# html mails senden



## paraphan (11. Juli 2002)

hallo, ich habe folgendes problem:
ich arbeite gerade an einem html newsletter. wenn ich diesen dann per
outlook versende und mit outlook wieder empfange, passt alles.

wenn ich aber den newsletter an einen freemail account z.B. hotmail, gmx, yahoo... sende, wird das ganze nur als text mit ein paar html-tags angezeigt.

was mache ich falsch?
ich meine, ich bekomme von anderen anbietern auch html-newsletter, die auch auf den freemail accounts funktionieren...wieso geht meiner nicht??

thanks for help


----------



## kimamil (11. Juli 2002)

*html - email*

zuerst mal hi!!

wahrscheinlich machst du gar nix falsch. es könnte z.B. sein dass hotmail oder was auch immer html-emails ausgeschalten haben oder nicht anzeigen können. viele free-mail-anbieter können nur text und keine html-mails anzeigen!! aba gib doch mal die url deiner site!!


----------



## paraphan (12. Juli 2002)

hallo auch,
danke für die antwort.
aber ich glaube, du hast meinen post nicht so ganz verstanden...
ich habe eine adresse - bei hotmail und yahoo z.B. wenn ich jetzt irgendeinen html-newsletter (z.B. designer in action)bekomme, kann ich den ansehen.
nur wenn ich dann selbst eine html-mail an den freemail account sende, wird das nicht angezeigt.
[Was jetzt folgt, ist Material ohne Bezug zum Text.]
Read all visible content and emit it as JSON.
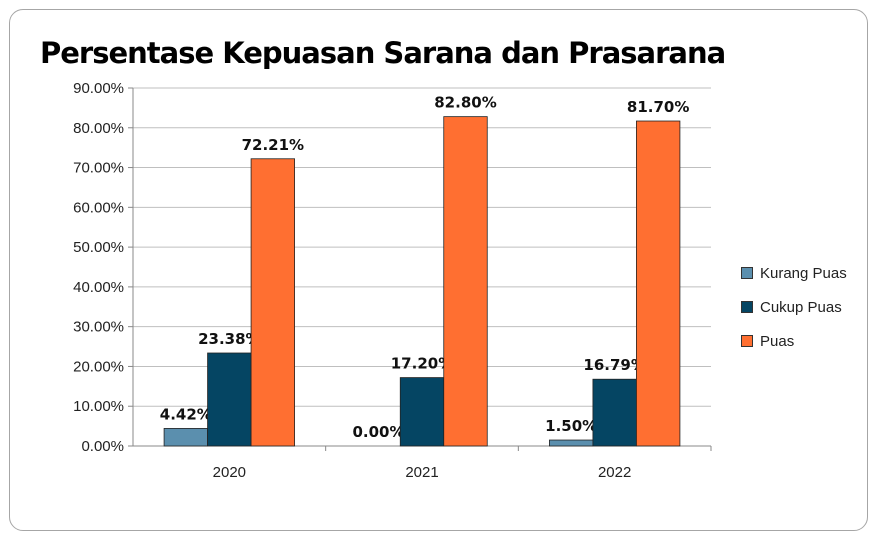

was brauche ich denn eigentlich für ne infrastruktur, wenn ich einen newsletter versenden will? geld spielt keine rolle


----------



## Samuel (12. Juli 2002)

um html-emails immer als html-emails ankommenzulassen musst du den datentyp des emails festlegen - standartmässiges ist es TEXT/PLAIN also purer Text du musst also diesen Datentyp ändern
am einfachsten maschst du das einfach wenn du das ganze mit PHP verschickst!
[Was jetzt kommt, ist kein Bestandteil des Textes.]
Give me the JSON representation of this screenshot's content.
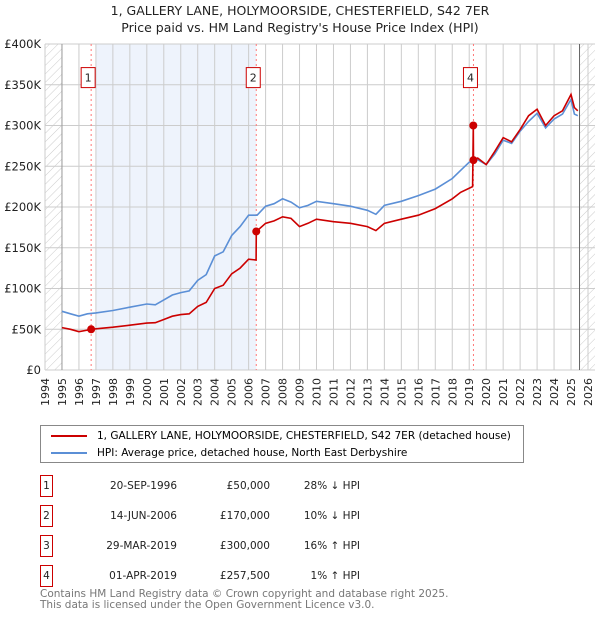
{
  "chart_data": {
    "type": "line",
    "title": "1, GALLERY LANE, HOLYMOORSIDE, CHESTERFIELD, S42 7ER",
    "subtitle": "Price paid vs. HM Land Registry's House Price Index (HPI)",
    "xlim": [
      1994,
      2026
    ],
    "ylim": [
      0,
      400000
    ],
    "yticks": [
      0,
      50000,
      100000,
      150000,
      200000,
      250000,
      300000,
      350000,
      400000
    ],
    "ytick_labels": [
      "£0",
      "£50K",
      "£100K",
      "£150K",
      "£200K",
      "£250K",
      "£300K",
      "£350K",
      "£400K"
    ],
    "xticks": [
      1994,
      1995,
      1996,
      1997,
      1998,
      1999,
      2000,
      2001,
      2002,
      2003,
      2004,
      2005,
      2006,
      2007,
      2008,
      2009,
      2010,
      2011,
      2012,
      2013,
      2014,
      2015,
      2016,
      2017,
      2018,
      2019,
      2020,
      2021,
      2022,
      2023,
      2024,
      2025,
      2026
    ],
    "grid": true,
    "data_range": [
      1995,
      2025.5
    ],
    "shaded_range": [
      1997,
      2006.45
    ],
    "legend_placement": "below",
    "series": [
      {
        "name": "1, GALLERY LANE, HOLYMOORSIDE, CHESTERFIELD, S42 7ER (detached house)",
        "color": "#cc0000",
        "x": [
          1995,
          1995.5,
          1996,
          1996.5,
          1996.72,
          1997,
          1998,
          1999,
          2000,
          2000.5,
          2001,
          2001.5,
          2002,
          2002.5,
          2003,
          2003.5,
          2004,
          2004.5,
          2005,
          2005.5,
          2006,
          2006.44,
          2006.45,
          2007,
          2007.5,
          2008,
          2008.5,
          2009,
          2009.5,
          2010,
          2011,
          2012,
          2013,
          2013.5,
          2014,
          2015,
          2016,
          2017,
          2018,
          2018.5,
          2019.2,
          2019.24,
          2019.25,
          2019.5,
          2020,
          2020.5,
          2021,
          2021.5,
          2022,
          2022.5,
          2023,
          2023.5,
          2024,
          2024.5,
          2025,
          2025.2,
          2025.4
        ],
        "y": [
          52000,
          50000,
          47000,
          49000,
          50000,
          50500,
          52500,
          55000,
          57500,
          58000,
          62000,
          66000,
          68000,
          69000,
          78000,
          83000,
          100000,
          104000,
          118000,
          125000,
          136000,
          135000,
          170000,
          180000,
          183000,
          188000,
          186000,
          176000,
          180000,
          185000,
          182000,
          180000,
          176000,
          171000,
          180000,
          185000,
          190000,
          198000,
          210000,
          218000,
          225000,
          300000,
          257500,
          260000,
          252000,
          268000,
          285000,
          280000,
          295000,
          312000,
          320000,
          300000,
          312000,
          318000,
          338000,
          322000,
          318000
        ]
      },
      {
        "name": "HPI: Average price, detached house, North East Derbyshire",
        "color": "#5b8fd6",
        "x": [
          1995,
          1995.5,
          1996,
          1996.5,
          1997,
          1998,
          1999,
          2000,
          2000.5,
          2001,
          2001.5,
          2002,
          2002.5,
          2003,
          2003.5,
          2004,
          2004.5,
          2005,
          2005.5,
          2006,
          2006.5,
          2007,
          2007.5,
          2008,
          2008.5,
          2009,
          2009.5,
          2010,
          2011,
          2012,
          2013,
          2013.5,
          2014,
          2015,
          2016,
          2017,
          2018,
          2018.5,
          2019,
          2019.5,
          2020,
          2020.5,
          2021,
          2021.5,
          2022,
          2022.5,
          2023,
          2023.5,
          2024,
          2024.5,
          2025,
          2025.2,
          2025.4
        ],
        "y": [
          72000,
          69000,
          66000,
          69000,
          70000,
          73000,
          77000,
          81000,
          80000,
          86000,
          92000,
          95000,
          97000,
          110000,
          117000,
          140000,
          145000,
          165000,
          176000,
          190000,
          190000,
          201000,
          204000,
          210000,
          206000,
          199000,
          202000,
          207000,
          204000,
          201000,
          196000,
          191000,
          202000,
          207000,
          214000,
          222000,
          235000,
          245000,
          255000,
          258000,
          252000,
          265000,
          282000,
          278000,
          293000,
          305000,
          315000,
          297000,
          308000,
          314000,
          332000,
          314000,
          312000
        ]
      }
    ],
    "annotations": [
      {
        "label": "1",
        "x": 1996.72,
        "box_y": 360000
      },
      {
        "label": "2",
        "x": 2006.45,
        "box_y": 360000
      },
      {
        "label": "4",
        "x": 2019.25,
        "box_y": 360000
      }
    ],
    "sales": [
      {
        "num": "1",
        "x": 1996.72,
        "y": 50000
      },
      {
        "num": "2",
        "x": 2006.45,
        "y": 170000
      },
      {
        "num": "3",
        "x": 2019.24,
        "y": 300000
      },
      {
        "num": "4",
        "x": 2019.25,
        "y": 257500
      }
    ]
  },
  "legend": {
    "property": "1, GALLERY LANE, HOLYMOORSIDE, CHESTERFIELD, S42 7ER (detached house)",
    "hpi": "HPI: Average price, detached house, North East Derbyshire"
  },
  "table": [
    {
      "num": "1",
      "date": "20-SEP-1996",
      "price": "£50,000",
      "hpi": "28% ↓ HPI"
    },
    {
      "num": "2",
      "date": "14-JUN-2006",
      "price": "£170,000",
      "hpi": "10% ↓ HPI"
    },
    {
      "num": "3",
      "date": "29-MAR-2019",
      "price": "£300,000",
      "hpi": "16% ↑ HPI"
    },
    {
      "num": "4",
      "date": "01-APR-2019",
      "price": "£257,500",
      "hpi": "1% ↑ HPI"
    }
  ],
  "footer": {
    "line1": "Contains HM Land Registry data © Crown copyright and database right 2025.",
    "line2": "This data is licensed under the Open Government Licence v3.0."
  }
}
geh auf suchen und schon haste 100threads die das gleiche thema behandeln

greetZZzz


----------



## paraphan (12. Juli 2002)

also ich hab das format auf HTML gestellt, es geht aber trotzdem
nicht...

muss ich vielleicht das Anlagenformat umstellen?

-Unbekannt

Wählen Sie diese Option, wenn Ihnen das Format der Anlage nicht bekannt ist.

-MIME

Wählen Sie diese Option, wenn die Anlage im MIME-Format gespeichert werden soll.

-UUENCODE

Wählen Sie diese Option, wenn die Anlage im UUENCODE-Format gespeichert werden soll.

-BINHEX

Wählen Sie diese Option, wenn die Anlage im UUENCODE-Format und/oder im BinHex-Format für Macintosh-Dateien gespeichert werden soll.

wenn ja, auf was?


----------